Two of the most distinctive features of Stockholm’s skyline are the spires of Riddarholmskyrkan (Knights Isle Church) and Stadshuset (City Hall). Built nearly 7 centuries apart, the towers face off on opposite shores of the Riddarfjärden channel; they are similar in scale (280 and 350 feet respectively) and substance (both set in dark red Swedish brick), but cast very different shadows over the city and its history. The longer we’re here, the more enchanting their mismatched love affair seems to me.
Riddarholmskyrkan may be the oldest building in Stockholm. King Magnus Ladulås sponsored its construction as a Franciscan monastery in the 13th century, and is thought to be buried there; its royal affiliation made it one of the only churches to to survive the Protestant Reformation, when it was converted for use by the Swedish Lutheran church. Eventually the floor became a chessboard of tombs spanning 750 years, the original footprint built out with new dynastic chapels.

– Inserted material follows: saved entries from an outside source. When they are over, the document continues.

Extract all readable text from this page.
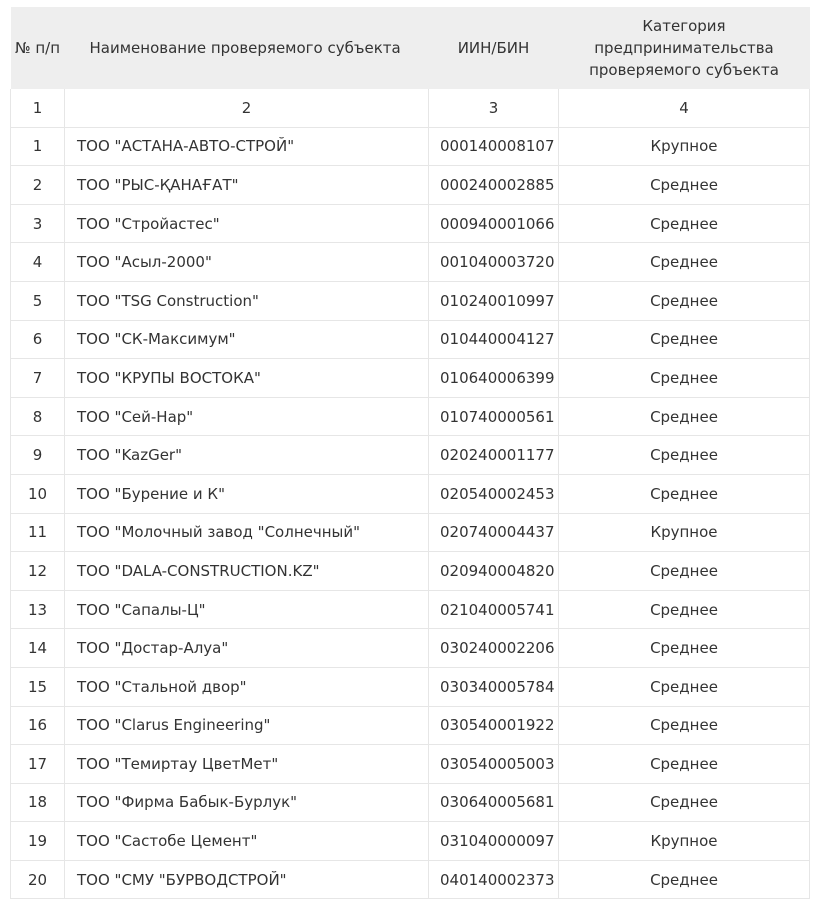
№ п/п	Наименование проверяемого субъекта	ИИН/БИН	Категория предпринимательства проверяемого субъекта
1	2	3	4
1	ТОО "АСТАНА-АВТО-СТРОЙ"	000140008107	Крупное
2	ТОО "РЫС-ҚАНАҒАТ"	000240002885	Среднее
3	ТОО "Стройастес"	000940001066	Среднее
4	ТОО "Асыл-2000"	001040003720	Среднее
5	ТОО "TSG Construction"	010240010997	Среднее
6	ТОО "СК-Максимум"	010440004127	Среднее
7	ТОО "КРУПЫ ВОСТОКА"	010640006399	Среднее
8	ТОО "Сей-Нар"	010740000561	Среднее
9	ТОО "KazGer"	020240001177	Среднее
10	ТОО "Бурение и К"	020540002453	Среднее
11	ТОО "Молочный завод "Солнечный"	020740004437	Крупное
12	ТОО "DALA-CONSTRUCTION.KZ"	020940004820	Среднее
13	ТОО "Сапалы-Ц"	021040005741	Среднее
14	ТОО "Достар-Алуа"	030240002206	Среднее
15	ТОО "Стальной двор"	030340005784	Среднее
16	ТОО "Clarus Engineering"	030540001922	Среднее
17	ТОО "Темиртау ЦветМет"	030540005003	Среднее
18	ТОО "Фирма Бабык-Бурлук"	030640005681	Среднее
19	ТОО "Састобе Цемент"	031040000097	Крупное
20	ТОО "СМУ "БУРВОДСТРОЙ"	040140002373	Среднее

Gustaf II Adolf formally appointed Riddarholmskyrkan the Royal Burial Church before his own death in 1634, and built its first extension, the Gustavian chapel (righthand spire, below), to hold his remains. The iconic cast iron steeple (lefthand spire) was a fire-resistant addition after lightning destroyed the church roof in 1835; the ceremonial bell was recast from the original damaged bronze. The most recent addition, the Bernadotte chapel (center spire), was completed in 1860, and laid to rest every royal family member through Gustaf V in 1950.
The church dissolved its congregation over 200 years ago, and since the 1950’s the royal family uses the more spacious Haga Park cemetery on the northwest end of town. But the bell still rings a full hour when any member of the Kungliga Serafimerorden (Order of the Seraphim), Sweden’s chivalric system, passes away; (relatively) recent ceremonies celebrated Gustaf VI Adolf, Sweden’s royal professional amateur professor (1973); Haile Selassie, the Rastafarian messiah (1975); and Nelson Mandela, Father of the Nation for South Africa (2013).

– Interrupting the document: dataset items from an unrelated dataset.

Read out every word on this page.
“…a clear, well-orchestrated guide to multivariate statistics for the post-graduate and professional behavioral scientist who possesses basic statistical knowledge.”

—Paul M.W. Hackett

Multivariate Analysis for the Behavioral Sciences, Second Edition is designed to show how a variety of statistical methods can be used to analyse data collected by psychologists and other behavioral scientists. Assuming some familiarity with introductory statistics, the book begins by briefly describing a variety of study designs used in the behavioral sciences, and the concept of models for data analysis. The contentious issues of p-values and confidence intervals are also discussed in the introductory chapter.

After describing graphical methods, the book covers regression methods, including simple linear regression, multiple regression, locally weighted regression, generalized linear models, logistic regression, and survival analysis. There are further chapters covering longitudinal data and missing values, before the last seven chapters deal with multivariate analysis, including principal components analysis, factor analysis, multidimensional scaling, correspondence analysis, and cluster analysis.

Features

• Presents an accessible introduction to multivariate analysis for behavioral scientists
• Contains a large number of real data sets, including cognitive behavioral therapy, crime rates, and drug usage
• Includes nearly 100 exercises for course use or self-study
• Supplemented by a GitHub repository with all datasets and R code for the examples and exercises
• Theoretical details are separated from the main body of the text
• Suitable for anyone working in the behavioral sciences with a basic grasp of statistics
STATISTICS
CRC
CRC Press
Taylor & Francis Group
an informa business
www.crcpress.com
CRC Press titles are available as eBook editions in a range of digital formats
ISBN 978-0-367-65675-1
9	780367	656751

By 1907, political authority in Sweden had shifted away from the monarchy; the Torekov compromise would make it entirely ceremonial. The new Stadshuset (City Hall) provided a landmark for the modern era, intended both to house Stockholm’s Kommunfullmäktige (Municipal Council) and to revitalize the industrial economy. The massive undertaking employed hundreds of on-site engineers, craftsmen, and artists, and took 12 years; despite initial protests at the expense, it has been celebrated since its 1923 completion as an exemplar of Swedish byggnadshyttan (akin to the Bauhaus movement) and the National Romantic style, the self-consciously Scandinavian response to Art Nouveau.
For me, the appeal of Stadshuset’s enormous square tower—almost unbroken by texture, ornament, or even windows—is difficult to grasp. The smooth facade and stark properties distinguish it dramatically from the more classical style of older Stockholm landmarks, harkening instead to Nordic stave churches and the presumed aesthetic of the Viking Age. I find Riddarholmskyrkan tower much easier on the eyes (but I suppose I’ll never be a Swedish nationalist).
The tower notwithstanding, Stadhuset’s interior is a unique synthesis of motifs, Italian to Byzantine and classical to modern, all adapted to the iconography of Swedish history. The famous 150-foot Golden Hall, covered in 18 million gold tiles, is as stunning as it sounds—including self-referential mosaics depicting both Riddarholmskyrkan and Stadshuset’s own tower.
Paved in flat stones from the Stockholm archipelago, the tranquil Stadshuset gardens are an oasis in full view of busy Central Station and Gamla Stan.
Not to be outdone by its sister tower’s pantheon of tombs, Stadhuset was meant to house the remains of Birger Jarl, Sweden’s 13th-century Jarlen som byggde riket (Earl-who-built-the-kingdom). But architect Ragnar Östberg was evidently overruled, and Birger stayed at Varnhem Abbey, 200 miles west. The golden cenotaph at the eastern base of the tower stands empty, casting a hollow gaze over the water—and centuries—towards Riddarholmen.